This study aims to examine how ethical concerns link to specific artificial intelligence (AI)-enabled marketing applications in public discourse and whether these linkages changed after ChatGPT’s public release on November 30, 2022. It addresses a research gap by analyzing AI marketing uses and AI ethics together, and tests whether a generative-AI shock reconfigures ethical attention across practice domains and stakeholder claim salience.
Using English language posts from X (2021–2023), the authors collected 584,941 tweets, retained 71,212 after quality filtering and analyzed 26,099 posts meeting an ethical concern threshold. Ethical concerns were defined from prior literature and assigned through semantic matching, while marketing applications were derived with BERTopic and explicit consolidation rules. The authors built weighted bipartite networks, compared pre/post-ChatGPT structures, identified communities and ran robustness checks for inference validity.
Results show a statistically supported structural reconfiguration after ChatGPT. Public discourse became more concentrated around AI-powered content creation, which emerged as the dominant application linked to multiple ethical concerns. Accuracy/misinformation and intellectual property concerns increased in centrality. Community patterns indicate redistributed ethical attention across operational, creative and growth-related marketing contexts, rather than a uniform rise across all applications in the network structure.

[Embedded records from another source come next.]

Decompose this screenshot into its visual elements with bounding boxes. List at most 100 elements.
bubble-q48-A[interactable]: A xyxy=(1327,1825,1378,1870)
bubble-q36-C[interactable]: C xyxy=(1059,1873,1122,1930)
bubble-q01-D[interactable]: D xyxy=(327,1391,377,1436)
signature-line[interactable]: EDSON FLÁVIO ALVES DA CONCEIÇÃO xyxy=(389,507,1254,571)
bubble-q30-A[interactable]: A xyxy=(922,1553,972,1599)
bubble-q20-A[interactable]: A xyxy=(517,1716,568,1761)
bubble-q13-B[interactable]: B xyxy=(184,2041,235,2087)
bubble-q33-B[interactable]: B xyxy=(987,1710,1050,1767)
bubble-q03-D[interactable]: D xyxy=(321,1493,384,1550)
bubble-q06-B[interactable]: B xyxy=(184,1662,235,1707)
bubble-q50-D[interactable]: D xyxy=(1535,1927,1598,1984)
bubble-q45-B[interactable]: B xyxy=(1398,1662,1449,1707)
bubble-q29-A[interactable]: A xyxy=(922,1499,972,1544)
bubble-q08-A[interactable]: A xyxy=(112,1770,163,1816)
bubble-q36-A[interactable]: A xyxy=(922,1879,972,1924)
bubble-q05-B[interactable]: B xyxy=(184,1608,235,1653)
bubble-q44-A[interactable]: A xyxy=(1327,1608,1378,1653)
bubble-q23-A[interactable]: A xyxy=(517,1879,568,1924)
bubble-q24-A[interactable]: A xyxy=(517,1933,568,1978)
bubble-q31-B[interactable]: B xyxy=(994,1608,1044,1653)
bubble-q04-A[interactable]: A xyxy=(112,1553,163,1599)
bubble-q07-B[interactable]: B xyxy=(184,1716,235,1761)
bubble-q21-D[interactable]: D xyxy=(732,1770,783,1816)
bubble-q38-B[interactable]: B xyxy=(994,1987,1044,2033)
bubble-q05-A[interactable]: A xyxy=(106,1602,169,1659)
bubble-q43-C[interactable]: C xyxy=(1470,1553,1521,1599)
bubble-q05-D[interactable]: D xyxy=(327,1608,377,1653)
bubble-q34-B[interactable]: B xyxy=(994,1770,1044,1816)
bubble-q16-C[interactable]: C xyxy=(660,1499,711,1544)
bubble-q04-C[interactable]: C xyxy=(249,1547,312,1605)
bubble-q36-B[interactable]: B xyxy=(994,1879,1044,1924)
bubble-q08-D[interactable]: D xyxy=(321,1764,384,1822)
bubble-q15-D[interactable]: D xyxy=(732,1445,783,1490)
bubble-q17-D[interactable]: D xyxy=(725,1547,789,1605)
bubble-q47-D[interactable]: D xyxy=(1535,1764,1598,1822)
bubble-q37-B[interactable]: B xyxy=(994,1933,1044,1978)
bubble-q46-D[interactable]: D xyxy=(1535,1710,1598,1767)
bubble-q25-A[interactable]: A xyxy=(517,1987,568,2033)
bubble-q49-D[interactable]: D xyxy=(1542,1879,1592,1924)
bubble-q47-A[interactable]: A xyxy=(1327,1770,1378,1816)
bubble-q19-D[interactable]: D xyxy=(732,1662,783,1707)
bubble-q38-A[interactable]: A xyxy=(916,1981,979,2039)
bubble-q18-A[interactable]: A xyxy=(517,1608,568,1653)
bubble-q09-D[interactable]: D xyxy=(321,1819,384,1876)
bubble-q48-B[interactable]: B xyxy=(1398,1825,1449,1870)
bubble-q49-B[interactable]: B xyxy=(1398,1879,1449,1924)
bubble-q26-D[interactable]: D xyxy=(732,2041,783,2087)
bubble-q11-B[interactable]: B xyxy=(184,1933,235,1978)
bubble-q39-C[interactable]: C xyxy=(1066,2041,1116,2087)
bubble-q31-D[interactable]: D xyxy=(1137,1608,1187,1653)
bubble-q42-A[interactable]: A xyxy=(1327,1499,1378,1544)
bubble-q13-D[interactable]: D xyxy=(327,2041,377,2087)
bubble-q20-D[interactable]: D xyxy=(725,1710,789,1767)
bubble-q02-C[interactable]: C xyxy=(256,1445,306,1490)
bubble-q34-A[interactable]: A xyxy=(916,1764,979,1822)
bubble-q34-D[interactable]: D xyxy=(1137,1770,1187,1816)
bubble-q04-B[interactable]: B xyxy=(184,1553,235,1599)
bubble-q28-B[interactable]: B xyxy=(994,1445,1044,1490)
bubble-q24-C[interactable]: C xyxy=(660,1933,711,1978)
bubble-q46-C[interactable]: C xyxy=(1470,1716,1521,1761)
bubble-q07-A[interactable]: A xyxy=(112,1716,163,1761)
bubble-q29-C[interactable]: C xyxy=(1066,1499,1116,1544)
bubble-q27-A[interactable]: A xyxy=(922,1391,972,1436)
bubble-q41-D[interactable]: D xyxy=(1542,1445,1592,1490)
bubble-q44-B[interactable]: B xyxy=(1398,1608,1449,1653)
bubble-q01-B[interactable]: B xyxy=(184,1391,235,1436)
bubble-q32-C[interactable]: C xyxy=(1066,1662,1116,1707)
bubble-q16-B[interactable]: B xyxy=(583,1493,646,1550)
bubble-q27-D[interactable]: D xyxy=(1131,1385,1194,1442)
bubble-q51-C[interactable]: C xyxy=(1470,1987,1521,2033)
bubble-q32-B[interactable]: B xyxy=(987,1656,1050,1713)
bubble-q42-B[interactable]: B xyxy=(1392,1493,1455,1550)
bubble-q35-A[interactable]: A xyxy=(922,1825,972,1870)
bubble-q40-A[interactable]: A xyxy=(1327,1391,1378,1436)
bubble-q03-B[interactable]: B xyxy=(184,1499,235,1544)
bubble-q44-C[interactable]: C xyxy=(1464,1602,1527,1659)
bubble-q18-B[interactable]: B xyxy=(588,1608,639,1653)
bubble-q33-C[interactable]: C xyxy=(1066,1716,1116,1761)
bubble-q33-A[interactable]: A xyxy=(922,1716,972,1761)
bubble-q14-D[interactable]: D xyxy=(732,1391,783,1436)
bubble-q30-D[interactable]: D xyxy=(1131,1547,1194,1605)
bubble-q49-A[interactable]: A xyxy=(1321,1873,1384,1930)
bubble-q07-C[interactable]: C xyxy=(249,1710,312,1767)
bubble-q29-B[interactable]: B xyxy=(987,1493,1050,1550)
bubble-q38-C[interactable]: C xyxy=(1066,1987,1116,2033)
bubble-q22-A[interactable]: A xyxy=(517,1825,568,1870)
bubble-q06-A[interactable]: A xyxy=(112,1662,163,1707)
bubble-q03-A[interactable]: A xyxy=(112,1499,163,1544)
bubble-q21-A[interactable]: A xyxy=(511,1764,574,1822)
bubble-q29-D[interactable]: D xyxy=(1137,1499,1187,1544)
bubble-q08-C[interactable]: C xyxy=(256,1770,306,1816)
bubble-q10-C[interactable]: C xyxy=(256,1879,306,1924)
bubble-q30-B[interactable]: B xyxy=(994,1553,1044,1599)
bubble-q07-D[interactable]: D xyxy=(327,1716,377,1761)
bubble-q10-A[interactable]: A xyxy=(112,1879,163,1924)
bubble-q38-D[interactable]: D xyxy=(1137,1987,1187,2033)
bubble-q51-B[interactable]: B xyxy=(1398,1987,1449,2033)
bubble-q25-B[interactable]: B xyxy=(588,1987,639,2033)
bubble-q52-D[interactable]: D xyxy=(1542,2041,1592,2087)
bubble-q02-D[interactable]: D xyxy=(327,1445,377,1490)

This study provides large-scale empirical evidence on how specific AI-enabled marketing uses connect to distinct ethical concerns in public discourse. Methodologically, it combines topic modeling, weighted bipartite network analysis and robustness tests to assess structural change. Theoretically, it advances ethics through diffusion of ethical risk and post-shock re-coupling. Managerially, the community map helps prioritize governance attention across marketing activities and stakeholder interfaces.